In 1989, the Digit Fund UK opened in London to support the American based Digit Fund, established by the pioneering primatologist Dr Dian Fossey.
In September of 1992, the Fund was renamed the Dian Fossey Gorilla Fund Europe (DFGF-E) to mark the 25th anniversary of the Karisoke Research Centre where Dian’s work had been based.
Whilst Dian would have been too modest to name the Fund after herself, many who admired her work expressed their appreciation of the new name, and the Fund continued to support the anti-poaching patrols that Dian had started.
Exponential population growth affected Africa in the early 90s, as it did in the rest of the world and, increasingly, the precious gorilla habitat was threatened by the surrounding populations. With nowhere else to turn for basic resources, communities were forced into the national park to collect what they needed to survive.

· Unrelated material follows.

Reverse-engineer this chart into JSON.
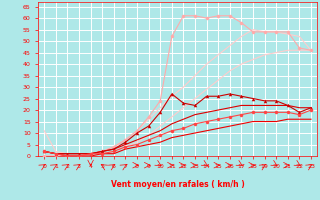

In 1996, and in response to these changing threats, local DFGF-E staff carried out surveys throughout the local communities, and identified the main reasons for people encroaching on the gorilla habitat. These community conversations built relationships with the local people, which would prove invaluable to the gorillas’ future, and formed what would become the foundations of the Gorilla Organization's unique approach to gorilla conservation.
From here on in, the organisation funded the projects of local African NGOs that would improve the lives of communities bordering the gorilla national parks and lessen their dependency on the gorillas’ precious home – community conservation was here to stay and would dramatically improve the gorillas chance of long-term survival.
Word of this unique community conservation programme started to spread throughout central Africa and before long there were cries for help coming from other gorilla habitats less associated with Dian Fossey. In October 2006 the Dian Fossey Gorilla Fund Europe changed its name to the Gorilla Organization to reflect its work with all sub-species of gorilla throughout Africa. Dian Fossy paved the way for the Gorilla Organization and will always be an inspiration to the organisation’s staff and projects. But as other sub-species of gorillas face the threats of modern life, the Gorilla Organization endeavoured to take the energy and enthusiasm that Dian showed to the Mountain gorillas all those years ago to the rest of the world’s gorilla populations.